Amazon's Jeff Bezos on Pursuing High Standards, Writing Memos and Perfect Handstands
- Last week Amazon CEO Jeff Bezos, in his annual shareholder letter, discussed milestones of the firm's businesses, what it takes to perform a perfect handstand (about six months of daily practice), how to write a great memo (write, review, edit, repeat), and shared views on pursuing high standards including:
- "There’s a foundational question: are high standards intrinsic or teachable? If you take me on your basketball team, you can teach me many things, but you can’t teach me to be taller. Do we first and foremost need to select for “high standards” people? ... I don’t think so. I believe high standards are teachable. In fact, people are pretty good at learning high standards simply through exposure. High standards are contagious. Bring a new person onto a high standards team, and they’ll quickly adapt. The opposite is also true. If low standards prevail, those too will quickly spread.
- “I believe high standards are domain specific, and that you have to learn high standards separately in every arena of interest. When I started Amazon, I had high standards on inventing, on customer care, and (thankfully) on hiring. But I didn’t have high standards on operational process: how to keep fixed problems fixed, how to eliminate defects at the root, how to inspect processes, and much more. I had to learn and develop high standards on all of that (my colleagues were my tutors). Understanding this point is important because it keeps you humble. You can consider yourself a person of high standards in general and still have debilitating blind spots.
- “What do you need to achieve high standards in a particular domain area? First, you have to be able to recognize what good looks like in that domain. Second, you must have realistic expectations for how hard it should be (how much work it will take) to achieve that result – the scope.”
- “The football coach doesn’t need to be able to throw, and a film director doesn’t need to be able to act. But they both do need to recognize high standards for those things and teach realistic expectations on scope ... Someone on the team needs to have the skill, but it doesn’t have to be you.
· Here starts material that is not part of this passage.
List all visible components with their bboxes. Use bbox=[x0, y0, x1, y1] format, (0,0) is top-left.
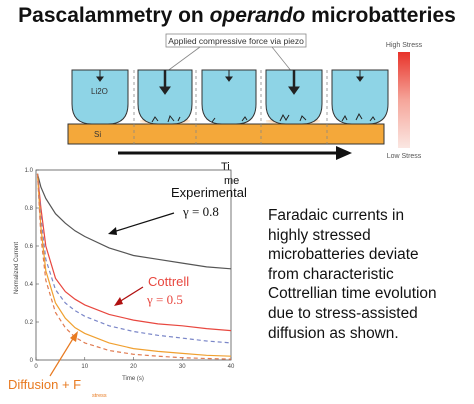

- “Benefits of High Standards - Building a culture of high standards is well worth the effort, and there are many benefits. Naturally and most obviously, you’re going to build better products and services for customers – this would be reason enough! Perhaps a little less obvious: people are drawn to high standards – they help with recruiting and retention. More subtle: a culture of high standards is protective of all the “invisible” but crucial work that goes on in every company. I’m talking about the work that no one sees. The work that gets done when no one is watching. In a high standards culture, doing that work well is its own reward – it’s part of what it means to be a professional.
- "And finally, high standards are fun! Once you’ve tasted high standards, there’s no going back ... So, the four elements of high standards as we see it: they are teachable, they are domain specific, you must recognize them, and you must explicitly coach realistic scope."
MY TAKE
- Bezos' annual letter always has ideas to consider. In addition to focusing on high standards, other factors contributing to the firm's success include 1) managing projects with small teams, 2) making the teams "own" their projects and 3) maintaining a strong focus on addressing customer needs.
- Regarding writing memos - The act of writing can help us to better understand problems and communicate ideas - and most good writer will agree that iterative cycles of review and edit are very helpful.
- Regarding the perfect handstand - it sounds like a fun project - check back in six months!